The leader is elected when a partition is created and handles all client requests for that partition.

Follower Replica

Followers do not serve client requests. They pull data asynchronously from the leader and write it to their own logs. If a follower falls behind the leader for more than replica.lag.time.max.ms (default 10 s), it is considered out‑of‑sync and removed from the ISR set.

If a follower is fully in sync, it becomes part of the ISR set and can be elected leader if the current leader fails.

ISR (In‑Sync Replicas)

Kafka maintains a dynamic set of in‑sync replicas (ISR). A follower stays in ISR as long as it replicates within the configured lag time. If it falls behind, it is removed; if it catches up later, it can re‑join ISR.

Unclean Leader Election

If the ISR set becomes empty, Kafka can optionally elect a leader from out‑of‑sync replicas by enabling unclean.leader.election.enable. This sacrifices consistency for availability and is generally discouraged.

Kafka Request Processing Flow

Brokers handle client, replica, and controller requests using a request/response model over TCP sockets.

Synchronous requests block the client until a response is ready, while asynchronous requests create separate threads, which can be costly.

Kafka uses a reactive (Reactor) model rather than pure sync or async.

The broker’s SocketServer accepts connections and hands them to a network thread pool ( Processor). The number of network threads is configurable via num.network.threads (default 3). Each processor uses a shared request queue and a response queue. An I/O thread pool (default 8 threads, configurable via num.io.threads) processes the requests.
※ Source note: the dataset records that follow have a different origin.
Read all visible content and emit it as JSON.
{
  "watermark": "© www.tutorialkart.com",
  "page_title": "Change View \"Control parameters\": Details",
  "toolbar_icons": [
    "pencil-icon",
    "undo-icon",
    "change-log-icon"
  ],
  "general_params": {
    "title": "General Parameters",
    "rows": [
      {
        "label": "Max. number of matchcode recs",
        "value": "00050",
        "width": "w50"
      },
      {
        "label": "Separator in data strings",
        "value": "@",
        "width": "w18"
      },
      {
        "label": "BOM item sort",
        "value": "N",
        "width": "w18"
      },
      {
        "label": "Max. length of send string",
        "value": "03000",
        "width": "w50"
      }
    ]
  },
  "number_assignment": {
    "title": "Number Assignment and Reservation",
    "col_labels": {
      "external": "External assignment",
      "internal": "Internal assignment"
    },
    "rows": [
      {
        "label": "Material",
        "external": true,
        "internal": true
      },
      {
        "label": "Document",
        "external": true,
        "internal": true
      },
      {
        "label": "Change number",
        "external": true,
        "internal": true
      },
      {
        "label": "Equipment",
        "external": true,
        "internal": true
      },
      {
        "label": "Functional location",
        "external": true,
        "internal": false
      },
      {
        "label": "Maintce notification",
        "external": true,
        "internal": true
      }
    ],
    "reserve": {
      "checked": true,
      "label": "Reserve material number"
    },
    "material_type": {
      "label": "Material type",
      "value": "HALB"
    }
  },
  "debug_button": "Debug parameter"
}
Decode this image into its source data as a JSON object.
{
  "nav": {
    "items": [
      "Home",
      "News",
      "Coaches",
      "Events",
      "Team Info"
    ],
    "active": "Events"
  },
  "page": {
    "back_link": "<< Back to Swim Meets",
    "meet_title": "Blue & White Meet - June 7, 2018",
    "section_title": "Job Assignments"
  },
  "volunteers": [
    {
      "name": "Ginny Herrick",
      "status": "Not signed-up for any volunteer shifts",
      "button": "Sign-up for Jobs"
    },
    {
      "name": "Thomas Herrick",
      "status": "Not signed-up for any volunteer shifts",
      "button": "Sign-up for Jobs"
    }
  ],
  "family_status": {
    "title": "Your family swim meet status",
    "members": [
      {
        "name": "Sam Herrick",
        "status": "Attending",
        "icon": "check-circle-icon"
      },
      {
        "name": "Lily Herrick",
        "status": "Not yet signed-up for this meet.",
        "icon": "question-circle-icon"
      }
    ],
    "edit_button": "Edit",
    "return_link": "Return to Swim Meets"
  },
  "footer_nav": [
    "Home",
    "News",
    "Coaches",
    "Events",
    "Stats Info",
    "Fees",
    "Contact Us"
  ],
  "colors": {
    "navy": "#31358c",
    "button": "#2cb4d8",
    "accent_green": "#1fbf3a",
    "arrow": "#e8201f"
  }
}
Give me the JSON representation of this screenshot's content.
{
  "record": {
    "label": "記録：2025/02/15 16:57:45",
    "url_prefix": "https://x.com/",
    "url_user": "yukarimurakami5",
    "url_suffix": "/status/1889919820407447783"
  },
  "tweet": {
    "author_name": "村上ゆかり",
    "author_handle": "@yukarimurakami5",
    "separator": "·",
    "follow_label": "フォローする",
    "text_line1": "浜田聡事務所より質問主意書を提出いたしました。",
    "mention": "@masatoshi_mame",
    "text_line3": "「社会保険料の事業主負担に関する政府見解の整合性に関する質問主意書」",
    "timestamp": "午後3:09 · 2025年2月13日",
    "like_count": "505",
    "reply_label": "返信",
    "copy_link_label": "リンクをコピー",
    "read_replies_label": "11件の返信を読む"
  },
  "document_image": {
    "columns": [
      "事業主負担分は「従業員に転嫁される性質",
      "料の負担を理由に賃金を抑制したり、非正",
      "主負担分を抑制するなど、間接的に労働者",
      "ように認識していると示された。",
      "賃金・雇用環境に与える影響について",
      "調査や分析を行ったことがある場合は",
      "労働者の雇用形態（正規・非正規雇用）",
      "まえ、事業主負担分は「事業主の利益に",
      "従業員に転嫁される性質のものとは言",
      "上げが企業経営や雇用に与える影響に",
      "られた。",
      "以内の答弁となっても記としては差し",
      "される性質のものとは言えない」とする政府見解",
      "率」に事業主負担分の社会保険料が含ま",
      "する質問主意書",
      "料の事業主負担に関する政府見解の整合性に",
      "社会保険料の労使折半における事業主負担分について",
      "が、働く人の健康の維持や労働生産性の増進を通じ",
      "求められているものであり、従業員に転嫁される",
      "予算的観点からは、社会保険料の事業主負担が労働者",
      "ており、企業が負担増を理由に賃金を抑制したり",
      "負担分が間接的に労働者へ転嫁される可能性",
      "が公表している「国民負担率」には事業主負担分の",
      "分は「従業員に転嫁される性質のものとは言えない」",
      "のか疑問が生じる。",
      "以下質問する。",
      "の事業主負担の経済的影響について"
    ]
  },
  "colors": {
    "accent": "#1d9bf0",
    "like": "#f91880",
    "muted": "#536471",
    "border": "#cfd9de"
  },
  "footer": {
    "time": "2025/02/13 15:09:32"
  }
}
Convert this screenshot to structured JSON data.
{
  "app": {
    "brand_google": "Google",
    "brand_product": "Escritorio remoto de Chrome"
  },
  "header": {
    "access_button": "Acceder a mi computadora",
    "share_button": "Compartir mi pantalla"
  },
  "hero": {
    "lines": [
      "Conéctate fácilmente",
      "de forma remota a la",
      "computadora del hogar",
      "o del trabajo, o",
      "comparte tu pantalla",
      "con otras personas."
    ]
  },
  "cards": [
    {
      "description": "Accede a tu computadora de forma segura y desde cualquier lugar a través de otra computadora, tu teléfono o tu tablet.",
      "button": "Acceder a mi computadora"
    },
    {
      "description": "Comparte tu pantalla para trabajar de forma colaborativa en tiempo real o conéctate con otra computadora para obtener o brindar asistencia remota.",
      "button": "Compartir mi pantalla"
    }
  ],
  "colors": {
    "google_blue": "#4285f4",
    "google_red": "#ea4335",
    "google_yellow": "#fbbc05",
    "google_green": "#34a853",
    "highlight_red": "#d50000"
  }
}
Produce requests write messages to the log.

Fetch requests read messages from disk or page cache.

Requests contain a header with fields such as request type (API key), version, correlation ID, and client ID.

Request Types

Produce : Clients send messages to a leader; the leader writes to its log and may wait for followers depending on the acks setting.

Fetch : Consumers request messages; Kafka can use zero‑copy to send data directly from file to network.

Metadata : Clients request cluster metadata (brokers, partitions, leaders) to know where to send produce/fetch requests.

Kafka Rebalance Process

Consumer groups use a group coordinator (a broker) to manage membership and partition assignment. The coordinator tracks states via a state machine: Empty, Dead, PreparingRebalance, CompletingRebalance, Stable.

From the Consumer Perspective

Consumers first send a JoinGroup request to join a group. The first member becomes the group leader, collects subscriptions, and computes the assignment. Then the leader sends a SyncGroup request with the assignment. Once all members receive the assignment, the group reaches the Stable state and starts consuming.

From the Coordinator Perspective

New member joins the group.

Member leaves voluntarily via LeaveGroup.

Member crashes (no heartbeat within session.timeout.ms).

Member commits offsets during rebalance.

Each of these events triggers a rebalance, causing the group to transition through PreparingRebalance, CompletingRebalance, and back to Stable.

Rebalance Steps

All members join and submit their subscriptions.

The leader computes the partition assignment.

Leader sends the assignment via SyncGroup.

Members receive the assignment and start consuming.

If the leader or any broker fails during rebalance, the group may transition to Dead and later recover.